Libro Antes que anochezca, novela de Reinaldo Arenas

Resumen del libro:

Reinaldo Arenas, el aclamado escritor cubano, legó al mundo su impactante testimonio personal y político en “Antes que anochezca”. Su partida el 7 de diciembre de 1990, en las garras terminales del SIDA, marcó el final de una vida definida por la tríada de ser escritor, homosexual y disidente en la Cuba castrista. Este relato, forjado hasta días previos a su trágico suicidio en Nueva York, desafía el silencio impuesto a los parias que emergen del inquisitorial y carcelario infierno cubano.

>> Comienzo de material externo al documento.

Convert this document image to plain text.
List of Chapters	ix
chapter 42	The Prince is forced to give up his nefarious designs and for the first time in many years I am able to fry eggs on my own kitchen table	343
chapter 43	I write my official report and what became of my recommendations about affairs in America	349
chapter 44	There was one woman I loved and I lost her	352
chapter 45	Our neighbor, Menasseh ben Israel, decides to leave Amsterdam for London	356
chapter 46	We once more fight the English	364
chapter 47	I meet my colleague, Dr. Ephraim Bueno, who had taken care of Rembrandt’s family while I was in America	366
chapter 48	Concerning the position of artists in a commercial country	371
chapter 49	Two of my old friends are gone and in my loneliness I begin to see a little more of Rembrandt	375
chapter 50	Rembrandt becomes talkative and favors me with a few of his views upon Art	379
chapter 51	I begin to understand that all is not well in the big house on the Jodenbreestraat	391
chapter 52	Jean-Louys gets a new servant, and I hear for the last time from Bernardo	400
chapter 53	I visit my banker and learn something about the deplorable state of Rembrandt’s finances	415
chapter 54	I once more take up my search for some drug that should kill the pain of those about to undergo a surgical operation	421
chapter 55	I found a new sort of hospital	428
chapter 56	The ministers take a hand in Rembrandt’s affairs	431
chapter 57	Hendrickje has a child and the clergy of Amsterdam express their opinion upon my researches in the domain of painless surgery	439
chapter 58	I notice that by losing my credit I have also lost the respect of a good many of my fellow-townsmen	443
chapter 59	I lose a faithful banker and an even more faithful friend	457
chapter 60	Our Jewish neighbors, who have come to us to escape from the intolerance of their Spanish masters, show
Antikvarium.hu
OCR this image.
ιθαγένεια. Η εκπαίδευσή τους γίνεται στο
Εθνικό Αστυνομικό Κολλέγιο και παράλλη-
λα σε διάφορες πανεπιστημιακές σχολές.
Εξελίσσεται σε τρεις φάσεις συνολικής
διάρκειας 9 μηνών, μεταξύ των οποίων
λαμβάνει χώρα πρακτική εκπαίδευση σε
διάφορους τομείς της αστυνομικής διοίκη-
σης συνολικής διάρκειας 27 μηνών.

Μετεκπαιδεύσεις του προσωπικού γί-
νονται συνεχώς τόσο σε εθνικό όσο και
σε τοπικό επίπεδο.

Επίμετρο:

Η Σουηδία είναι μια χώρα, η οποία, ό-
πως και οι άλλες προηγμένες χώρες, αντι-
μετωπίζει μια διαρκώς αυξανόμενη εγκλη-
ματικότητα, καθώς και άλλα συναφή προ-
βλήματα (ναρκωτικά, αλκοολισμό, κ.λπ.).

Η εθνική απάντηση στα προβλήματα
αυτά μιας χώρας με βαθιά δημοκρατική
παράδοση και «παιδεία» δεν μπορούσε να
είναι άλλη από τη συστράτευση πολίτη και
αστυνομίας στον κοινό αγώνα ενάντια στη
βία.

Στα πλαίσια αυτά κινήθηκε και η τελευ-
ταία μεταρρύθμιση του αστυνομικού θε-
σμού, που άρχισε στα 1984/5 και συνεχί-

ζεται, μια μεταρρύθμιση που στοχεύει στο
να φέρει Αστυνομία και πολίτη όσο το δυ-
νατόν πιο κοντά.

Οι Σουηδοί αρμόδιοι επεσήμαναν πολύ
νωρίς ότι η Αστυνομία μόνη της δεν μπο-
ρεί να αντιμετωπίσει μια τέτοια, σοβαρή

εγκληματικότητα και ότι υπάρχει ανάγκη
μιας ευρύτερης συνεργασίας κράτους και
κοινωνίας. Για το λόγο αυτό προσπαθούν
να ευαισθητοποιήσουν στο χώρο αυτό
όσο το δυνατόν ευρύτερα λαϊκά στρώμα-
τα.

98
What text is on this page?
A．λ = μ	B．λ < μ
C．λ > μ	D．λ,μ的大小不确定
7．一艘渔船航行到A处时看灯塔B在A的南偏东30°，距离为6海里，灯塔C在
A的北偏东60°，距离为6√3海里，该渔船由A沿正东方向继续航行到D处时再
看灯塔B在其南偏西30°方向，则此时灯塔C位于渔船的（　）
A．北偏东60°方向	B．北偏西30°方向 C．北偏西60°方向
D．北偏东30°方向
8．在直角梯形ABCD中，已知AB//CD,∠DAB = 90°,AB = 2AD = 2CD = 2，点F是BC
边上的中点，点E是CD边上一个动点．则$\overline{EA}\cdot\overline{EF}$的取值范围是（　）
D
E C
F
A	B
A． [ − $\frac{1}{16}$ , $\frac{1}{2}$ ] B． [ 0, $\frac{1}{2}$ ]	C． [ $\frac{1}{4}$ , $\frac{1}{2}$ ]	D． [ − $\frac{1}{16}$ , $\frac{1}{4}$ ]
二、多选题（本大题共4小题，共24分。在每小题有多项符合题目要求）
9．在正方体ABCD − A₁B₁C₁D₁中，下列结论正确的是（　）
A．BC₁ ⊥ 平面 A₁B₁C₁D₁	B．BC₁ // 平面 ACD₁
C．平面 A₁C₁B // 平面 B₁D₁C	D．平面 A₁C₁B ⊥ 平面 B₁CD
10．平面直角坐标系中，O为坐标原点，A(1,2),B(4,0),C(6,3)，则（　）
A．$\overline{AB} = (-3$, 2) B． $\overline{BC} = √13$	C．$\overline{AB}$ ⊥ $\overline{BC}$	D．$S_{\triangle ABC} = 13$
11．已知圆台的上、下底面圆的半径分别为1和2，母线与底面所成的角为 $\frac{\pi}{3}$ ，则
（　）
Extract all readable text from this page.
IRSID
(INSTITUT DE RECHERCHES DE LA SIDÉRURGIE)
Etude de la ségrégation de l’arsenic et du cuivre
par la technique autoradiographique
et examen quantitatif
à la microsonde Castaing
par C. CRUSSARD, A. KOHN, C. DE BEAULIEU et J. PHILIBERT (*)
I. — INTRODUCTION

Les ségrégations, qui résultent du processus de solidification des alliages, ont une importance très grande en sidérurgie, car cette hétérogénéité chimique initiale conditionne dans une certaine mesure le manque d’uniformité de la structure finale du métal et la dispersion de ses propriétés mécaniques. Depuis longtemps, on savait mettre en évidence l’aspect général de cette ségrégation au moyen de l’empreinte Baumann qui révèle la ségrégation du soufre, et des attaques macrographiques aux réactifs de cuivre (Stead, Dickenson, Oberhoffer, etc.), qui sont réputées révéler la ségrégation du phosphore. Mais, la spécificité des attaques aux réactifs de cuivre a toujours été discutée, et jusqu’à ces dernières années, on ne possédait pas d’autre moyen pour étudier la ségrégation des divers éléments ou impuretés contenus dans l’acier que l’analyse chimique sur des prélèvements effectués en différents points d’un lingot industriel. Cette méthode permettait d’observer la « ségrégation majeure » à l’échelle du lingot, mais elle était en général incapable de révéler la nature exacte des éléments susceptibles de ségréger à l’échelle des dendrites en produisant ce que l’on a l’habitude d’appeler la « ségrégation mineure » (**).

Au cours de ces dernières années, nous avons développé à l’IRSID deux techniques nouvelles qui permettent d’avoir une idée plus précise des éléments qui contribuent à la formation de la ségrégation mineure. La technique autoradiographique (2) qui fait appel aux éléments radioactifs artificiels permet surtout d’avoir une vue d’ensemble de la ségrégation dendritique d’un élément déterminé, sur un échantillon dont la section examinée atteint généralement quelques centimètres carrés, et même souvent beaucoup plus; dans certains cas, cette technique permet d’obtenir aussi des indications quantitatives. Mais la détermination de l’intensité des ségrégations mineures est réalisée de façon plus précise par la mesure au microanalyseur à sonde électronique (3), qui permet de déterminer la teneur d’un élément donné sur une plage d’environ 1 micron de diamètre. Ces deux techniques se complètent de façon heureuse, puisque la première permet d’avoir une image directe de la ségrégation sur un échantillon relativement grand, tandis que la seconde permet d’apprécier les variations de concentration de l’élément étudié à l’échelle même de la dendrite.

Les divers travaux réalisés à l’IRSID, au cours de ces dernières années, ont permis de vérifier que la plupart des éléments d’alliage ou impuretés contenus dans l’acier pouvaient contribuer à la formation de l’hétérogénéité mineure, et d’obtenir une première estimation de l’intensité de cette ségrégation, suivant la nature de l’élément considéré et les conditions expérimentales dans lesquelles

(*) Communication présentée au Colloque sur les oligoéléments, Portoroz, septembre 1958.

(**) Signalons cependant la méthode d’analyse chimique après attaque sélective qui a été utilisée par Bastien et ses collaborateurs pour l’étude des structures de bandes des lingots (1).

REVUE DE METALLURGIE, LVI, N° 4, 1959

Arenas, desde los bajos fondos de la Habana, donde pululan los excluidos del sistema, hasta la complejidad de la vida en el exilio, lleva a los lectores por una odisea vital e intelectual. Su existencia, involuntariamente enraizada en las peripecias de desafiar el statu quo, revela las sombras detrás del “paraíso caribeño” del patriarca Fidel Castro. El autor, con valentía y desafío, se suma a la resistencia, enfrentando la dificultad de vivir fuera de Cuba sin ceder a la discreta neutralidad que la izquierda bien pensante espera de un exiliado cubano.

“Antes que anochezca” se erige como un monumento literario que desentraña los entresijos de la vida de Arenas, desafiando la opresión ideológica y social que lo persiguió. A través de sus páginas, los lectores descubren no solo la maestría narrativa de Arenas, sino también una cruda verdad sobre el precio que paga quien se atreve a desafiar un sistema que intenta sofocar la libertad de expresión y la diversidad. La obra deja una profunda huella, no solo como testimonio personal, sino como un llamado a la reflexión sobre la persecución, la identidad y la resistencia en contextos opresivos.

Introducción

El fin

Yo pensaba morirme en el invierno de 1987. Desde hacía meses tenía unas fiebres terribles. Consulté a un médico y el diagnóstico fue SIDA. Como cada día me sentía peor, compré un pasaje para Miami y decidí morir cerca del mar. No en Miami específicamente, sino en la playa. Pero todo lo que uno desea, parece que por un burocratismo diabólico, se demora, aun la muerte.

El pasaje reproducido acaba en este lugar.